Considering he was the the prized piece of a deal that saw perennial Cy Young contender Chris Sale traded away in the prime of his career, Yoan Moncada and the Chicago White Sox knew that the spotlight would be bright every step of the way.
He was tabbed as the top prospect in baseball by multiple outlets heading into the 2017 season and the 22-year-old showed incredible maturity for three months in Triple-A. Inevitably, he found himself as a fixture in the big league lineup by the end of summer.
But if you expected a Mike Trout-esque ascent into the forefront of opposing pitchers’ consciousness, you were likely disappointed. Moncada flashed as he’s been prone to do since defecting from Cuba, but the reality was always going to be that he was well off from what he projects to be down the road.
The White Sox knew that and you could certainly make the argument that they should have let him continue to fine-tune in the minors because of it. Ultimately, they put confidence in the long-term benefit of him beginning to see major league pitching.
The result was a melodramatic .231/.338/.412 slash line. And, as you might expect, not every peripheral works in his favor but most do seem to indicate that he’ll get better over time.
He’ll likely always be prone to striking out in large numbers, but his strikeout percentage should eventually creep down from 32 percent. Eventually, Moncada will start to generate more lift and take advantage of his natural bat speed. And despite the fact that his .325 babip doesn’t indicate there’s much luck meat left on the bone, he’ll eventually raise that average because of those likelihoods too.
The end result should be an All-Star caliber player. However, as the first piece of a complete franchise rebuild, he’ll have to walk that path under the finest of microscopes.
The naturalized fear that comes with being a Chicago baseball fan of any kind will undoubtedly color every slump and hot streak without regard for the fact that this is a game of averages. While we certainly don’t condone overreactions based on 5, 7, 10 or 14-day sample sizes, it’s easy to understand why he’ll be watched so nervously.
The White Sox aren’t guaranteed to reach their ultimate goals if Moncada turns into the player they expect and they aren’t guaranteed to fail if he doesn’t. They’ve very quickly accumulated talent and depth, and they’re poised to become competitive at some point because of it.
However, the reality is that the chances of winning anything meaningful rises and falls based on Moncada’s success or failure considerably. His potential to be a stalwart in the top half of the lineup, a constant threat on the base paths and a more than capable glove/arm up the middle make him a fulcrum point in their pursuit of sustained competitiveness.
And the most dangerous part about it all is that it creates a sense of urgency. The sooner he’s good, the sooner the White Sox have a chance of being good.
For a franchise that’s averaged 73 wins in the last 5 seasons after averaging 86 in the 13 seasons prior to that, that’s exciting. Moncada’s 89.1 mph average exit velocity (No. 78 in baseball) and his 29.3 ft/sec sprint speed (No. 12 in baseball) as a 22-year-old present the idea of endless potential.
He’ll eventually hit fewer ground balls and those exit velocities will rise with his home run totals. He’ll hit some jaw-dropping bombs and eventually get on base at a higher clip to take advantage of that speed.
But the longer that takes to come to fruition the more panic will begin to set in. “If Rick Hahn got this one wrong, what else did he get wrong?” They’ll begin to wonder.
Of course that isn’t fair, but nothing about this business ever is. So Moncada enters the 2018 season with thousands upon thousands of people eager to judge him in one way or another.
It’s not entirely an unknown feeling to him. People have been rushing to their crystal balls in an effort to see his future since before he signed a record deal out of Cuba.
However, as a permanent fixture in an MLB lineup in 2018, that intensity will be ratcheted up considerably. While the expectation isn’t necessarily that he’s an immediate star, signs of progress will be imperative.
Where and how you choose to see them depends on what kind of baseball fan you are. The analytical among us will be tracking most of the numbers already mentioned closely. They’ll hope to see how larger sample sizes skew the data over time.
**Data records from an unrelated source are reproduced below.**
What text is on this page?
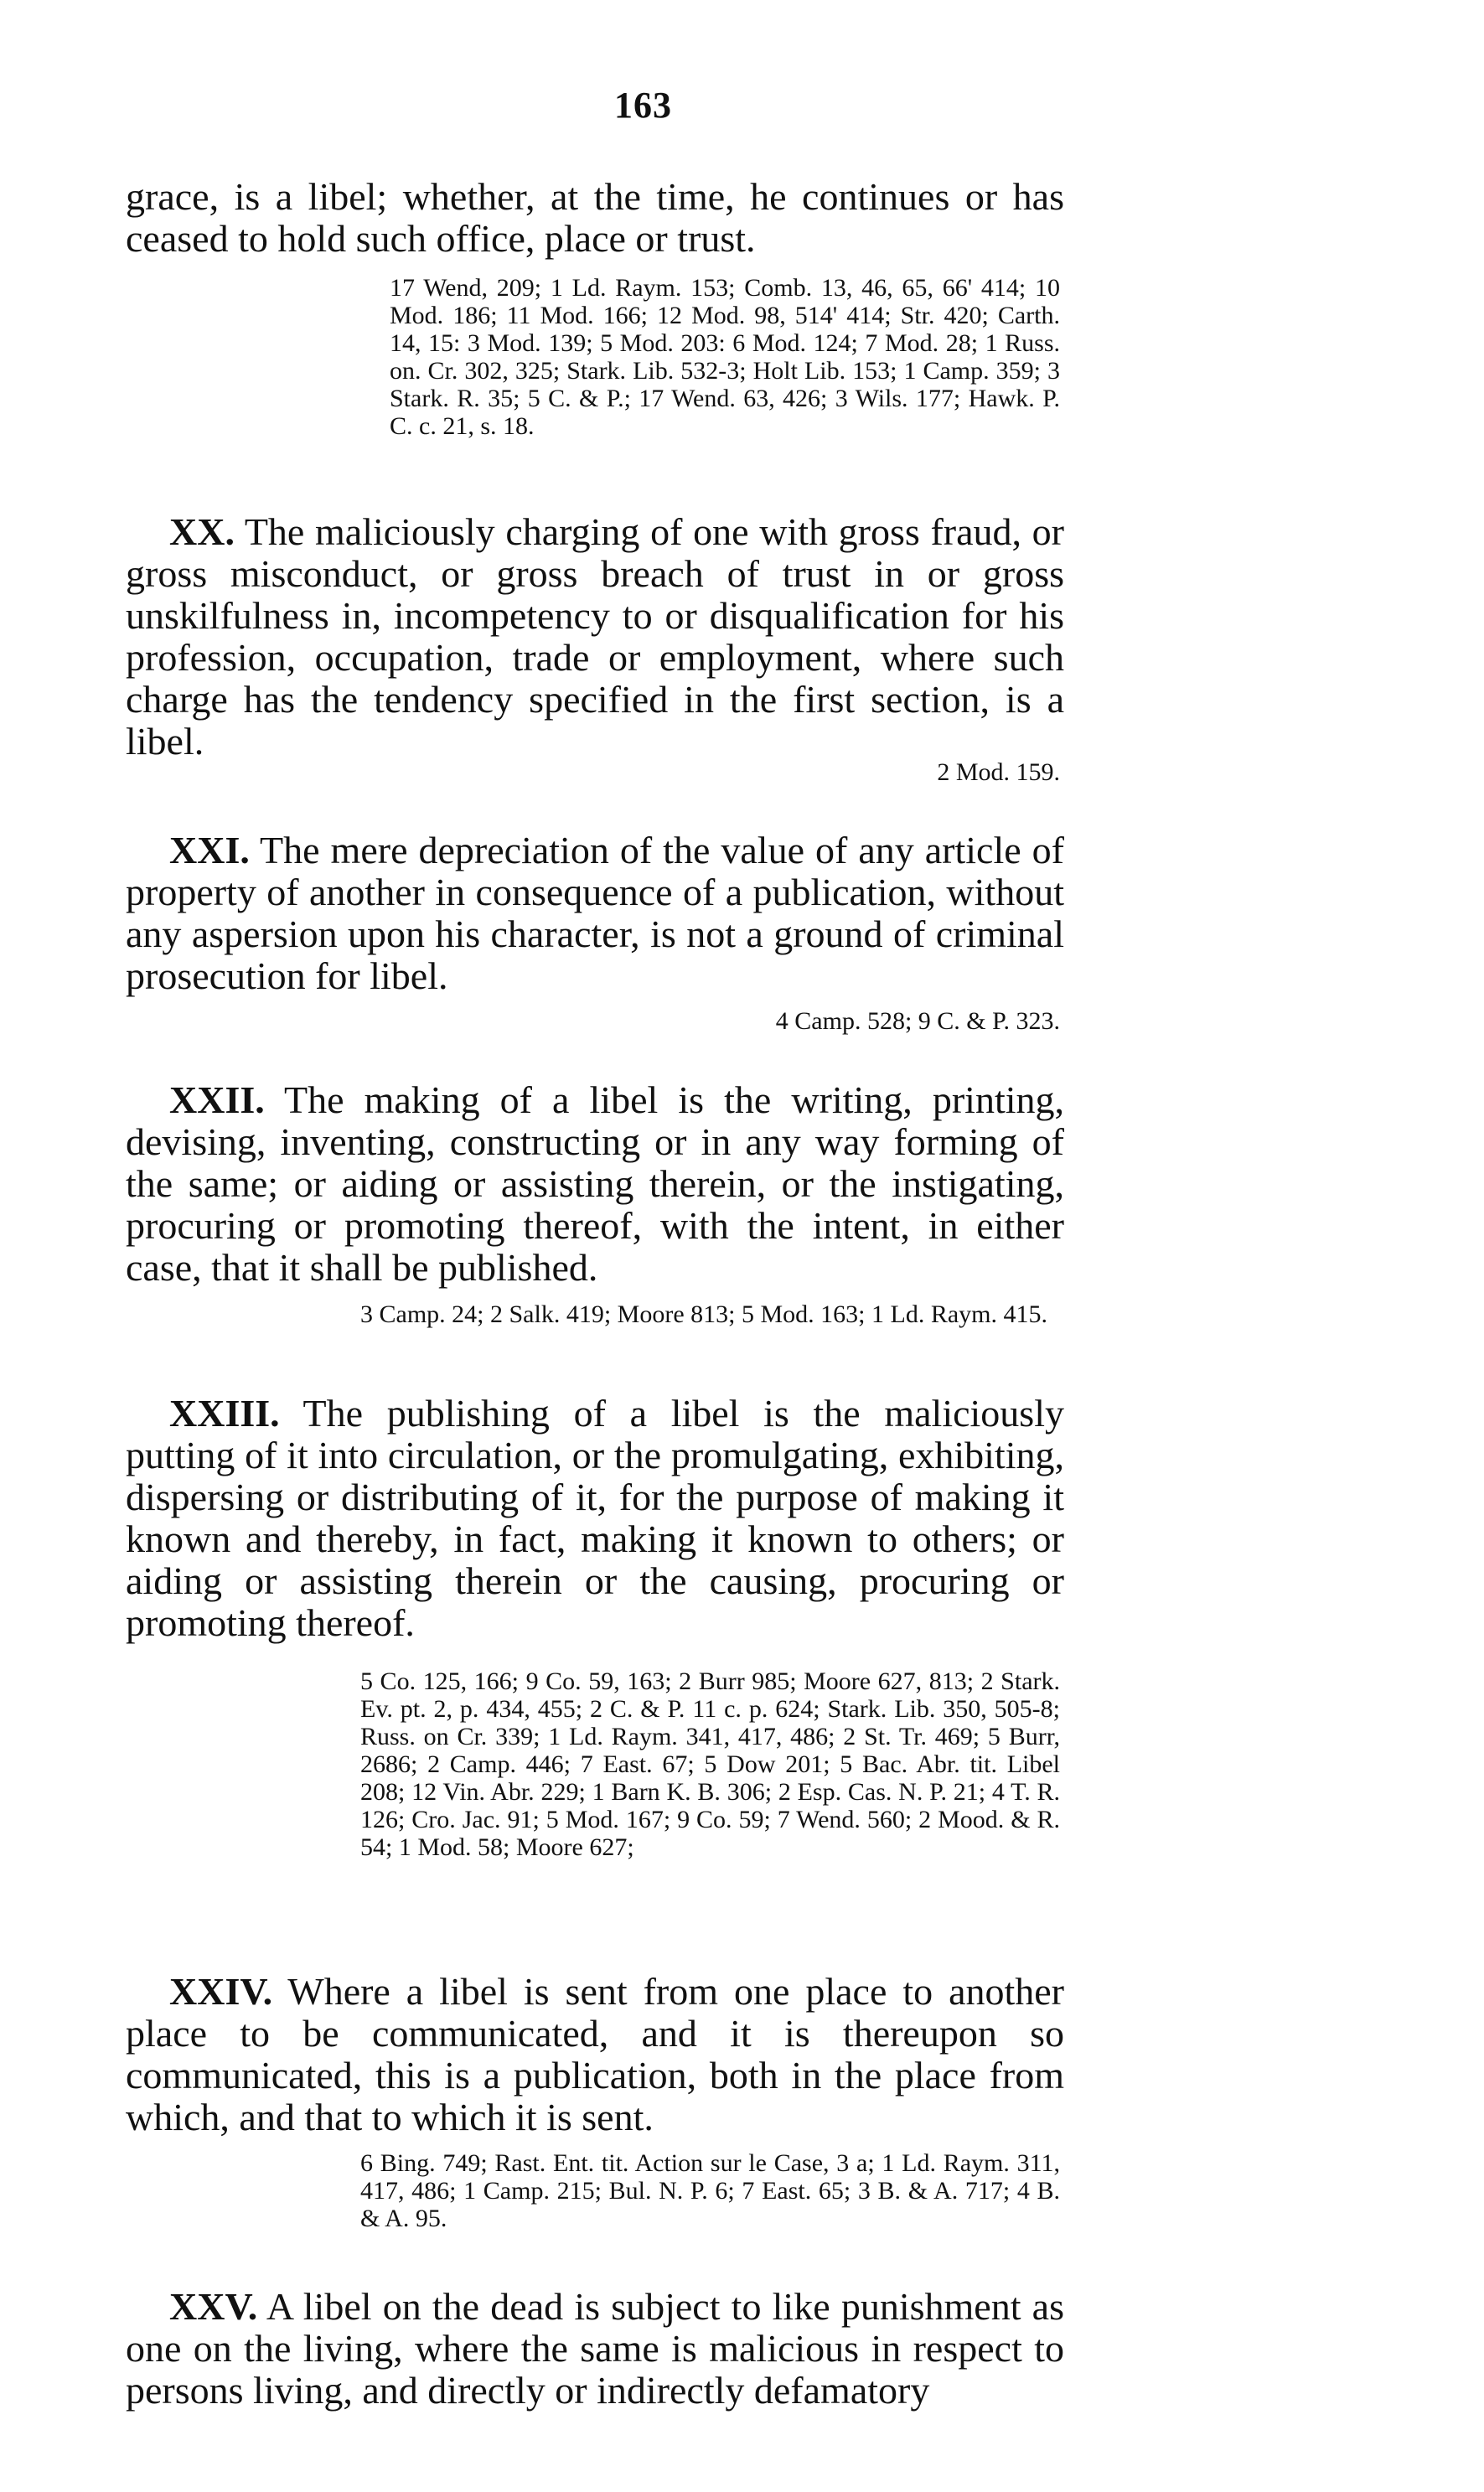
163
grace, is a libel; whether, at the time, he continues or has ceased to hold such office, place or trust.
17 Wend, 209; 1 Ld. Raym. 153; Comb. 13, 46, 65, 66' 414; 10 Mod. 186; 11 Mod. 166; 12 Mod. 98, 514' 414; Str. 420; Carth. 14, 15: 3 Mod. 139; 5 Mod. 203: 6 Mod. 124; 7 Mod. 28; 1 Russ. on. Cr. 302, 325; Stark. Lib. 532-3; Holt Lib. 153; 1 Camp. 359; 3 Stark. R. 35; 5 C. & P.; 17 Wend. 63, 426; 3 Wils. 177; Hawk. P. C. c. 21, s. 18.
XX. The maliciously charging of one with gross fraud, or gross misconduct, or gross breach of trust in or gross unskilfulness in, incompetency to or disqualification for his profession, occupation, trade or employment, where such charge has the tendency specified in the first section, is a libel.
2 Mod. 159.
XXI. The mere depreciation of the value of any article of property of another in consequence of a publication, without any aspersion upon his character, is not a ground of criminal prosecution for libel.
4 Camp. 528; 9 C. & P. 323.
XXII. The making of a libel is the writing, printing, devising, inventing, constructing or in any way forming of the same; or aiding or assisting therein, or the instigating, procuring or promoting thereof, with the intent, in either case, that it shall be published.
3 Camp. 24; 2 Salk. 419; Moore 813; 5 Mod. 163; 1 Ld. Raym. 415.
XXIII. The publishing of a libel is the maliciously putting of it into circulation, or the promulgating, exhibiting, dispersing or distributing of it, for the purpose of making it known and thereby, in fact, making it known to others; or aiding or assisting therein or the causing, procuring or promoting thereof.
5 Co. 125, 166; 9 Co. 59, 163; 2 Burr 985; Moore 627, 813; 2 Stark. Ev. pt. 2, p. 434, 455; 2 C. & P. 11 c. p. 624; Stark. Lib. 350, 505-8; Russ. on Cr. 339; 1 Ld. Raym. 341, 417, 486; 2 St. Tr. 469; 5 Burr, 2686; 2 Camp. 446; 7 East. 67; 5 Dow 201; 5 Bac. Abr. tit. Libel 208; 12 Vin. Abr. 229; 1 Barn K. B. 306; 2 Esp. Cas. N. P. 21; 4 T. R. 126; Cro. Jac. 91; 5 Mod. 167; 9 Co. 59; 7 Wend. 560; 2 Mood. & R. 54; 1 Mod. 58; Moore 627;
XXIV. Where a libel is sent from one place to another place to be communicated, and it is thereupon so communicated, this is a publication, both in the place from which, and that to which it is sent.
6 Bing. 749; Rast. Ent. tit. Action sur le Case, 3 a; 1 Ld. Raym. 311, 417, 486; 1 Camp. 215; Bul. N. P. 6; 7 East. 65; 3 B. & A. 717; 4 B. & A. 95.
XXV. A libel on the dead is subject to like punishment as one on the living, where the same is malicious in respect to persons living, and directly or indirectly defamatory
The baseball purists among us will be looking for the more frequent flashes of brilliance he’s prone to. The whistlers into the gap he legs out for triples, the backhanded flips and strong-armed double play turns and the rising liners that begin leaving the ballpark altogether.
The good news if you’re a White Sox fan is that there’s a decent chance Moncada will have you covered in both departments. Both the stat nerds and the tools guys seem to think he can be pretty good and that bodes well.
It guarantees him nothing, for sure, but the more patient we are with his potential to realize our collective expectations the better off he’ll be. So keep that in mind during an inevitably rocky season in 2018.